Отвага — отвагой, но при виде такого смирения струхнет любой. Кротость, по Достоевскому, это вообще страшная сила, а уж кротость Партиарха… Сразу можно гроб заказывать.
— Не наш, говоришь? — с детским недоумением переспросил Порфирий. — А чей же?..
— Пока трудно сказать… Уточняем… Главное — Африкана там не было… Видно, почуял опасность… собрал подполье по другому адресу…
Глаза Партиарха ласково просияли, прозревая грешную душу митрозамполита до самого донышка… Испугался — значит не врет. Потому что врут в таких случаях — без страха и упрека. Стало быть, взрыв и впрямь не его рук дело…
— Даже если не наш!.. — проворчал наконец Партиарх, снова становясь придирчивым и брюзгливым. (У Питирима сразу отлегло от сердца.) — Ты-то куда смотрел?.. Хорошо еще, что уберегся Африкан! А разнесло бы его в мелкие дребезги?.. Тут же бы легенда возникла: дескать, жив, уцелел, тому являлся, этому… А как опровергнешь? Мы ж без трупа — как без рук! — Порфирий фыркнул, помолчал, потом спросил отрывисто; — Что Баклужино?
— Молчит… Скорее всего свалят на пролыцкие элементы.
— Ну, это понятно… Думаешь, он уже и там кого-то успел достать?.. Кого?
— Завтра выясним!.. — стремительно оживая, заверил Питирим. — Кое-какие данные уже есть. Наводчик — наверняка кто-то из «херувимов», скорее всего перевербованный нами шофер джипа. Не знал, что место сходки меняется, ну и дал прежний адрес… И, видимо, не только нам…
— Что ж, оперативно, оперативно… — похвалил Порфирий.
Услышав комплимент, нарком инквизиции встревожился вновь. «С острой сердечной недостаточностью…» — прозвучал в ушах официальный траурный голос диктора.

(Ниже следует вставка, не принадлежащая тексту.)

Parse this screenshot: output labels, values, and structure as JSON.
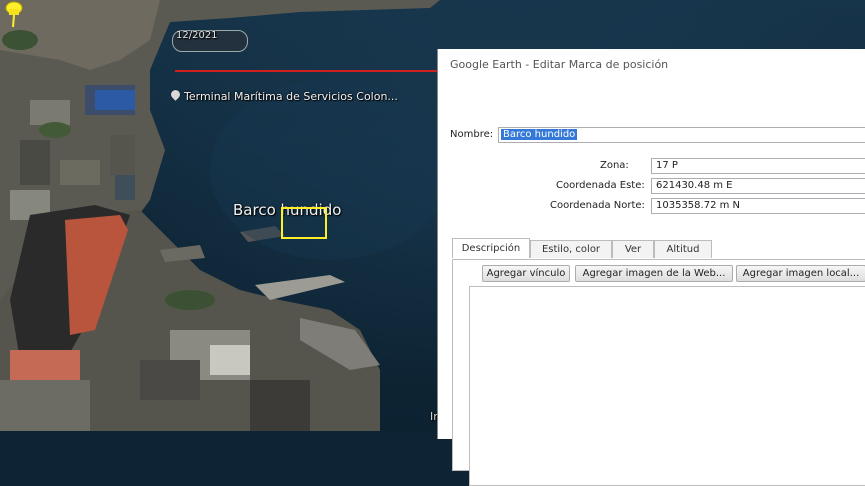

Необходимо было что-то предпринять. Причем немедленно… И ширнутый адреналином мозг не подвел.
— Я вот думаю, — осторожно покашляв, отважился Питирим. — А так ли уж необходим этот труп?..
— То есть? — опешил Партиарх.
— Если похороны выльются во всенародную демонстрацию… Мне кажется, на Западе и без трупа поверят… А у нас — тем более…
— Погоди-погоди… — отстраняясь, сказал Порфирий. — Ты что предлагаешь?
— Самое простое. Национальный траур. Похоронить цинковый гроб — да и дело с концом!..
Несколько секунд Порфирий пребывал в неподвижности. Потом встал. Случай — редкий. Как это ни печально, но ростом Бог незаслуженно обидел Партиарха. Поэтому с людьми Порфирий предпочитал говорить сидя, а на трибуну всегда поднимался в одиночестве — чтобы не с кем было сравнивать.
Неслышным шагом лунатика прошелся он по устланной ковром келье. Искоса, как бы заново запоминая черты лица, взглянул на Питирима.
— А как быть с самим Африканом? — вкрадчиво осведомился он.
— Самозванец! — истово отвечал нарком инквизиции.
— Как же самозванец?.. А чудеса в Баклужино творит!..
— Да какие там чудеса? Его же весь народ хоронить будет! Искренне!.. Со слезами!.. То есть чудотворная сила сразу же перейдет с самого Африкана на его мавзолей! А уж самозванца, лишенного благодати, убрать — проблем не составит…
Партиарх слегка изменился в лице и, обойдя стол, медленно взъерзнул на высокое кресло. Кажется, выход был найден, но следовало еще продумать детали — и тщательнейшим образом…
— Ты говоришь: цинковый гроб? Значит, погиб при взрыве. То есть патриоты извлекли останки из-под обломков, передали нам… — Тут на лице Партиарха обозначилось некое сомнение. — Цинковый… — повторил он с неудовольствием. — Н-нет, несолидно! Лучше урну с прахом… Конечно, идеальный вариант-это мумия, н-но… На то, чтобы изготовить мумию, у нас просто нет времени… — Вновь призадумался. — Позволь!.. А как же официальная версия с болезнью?..
— Вполне стыкуется… Почувствовал приближение смерти — и решил пасть в бою. Тот же вариант Че Гевары, только чуть усложненный…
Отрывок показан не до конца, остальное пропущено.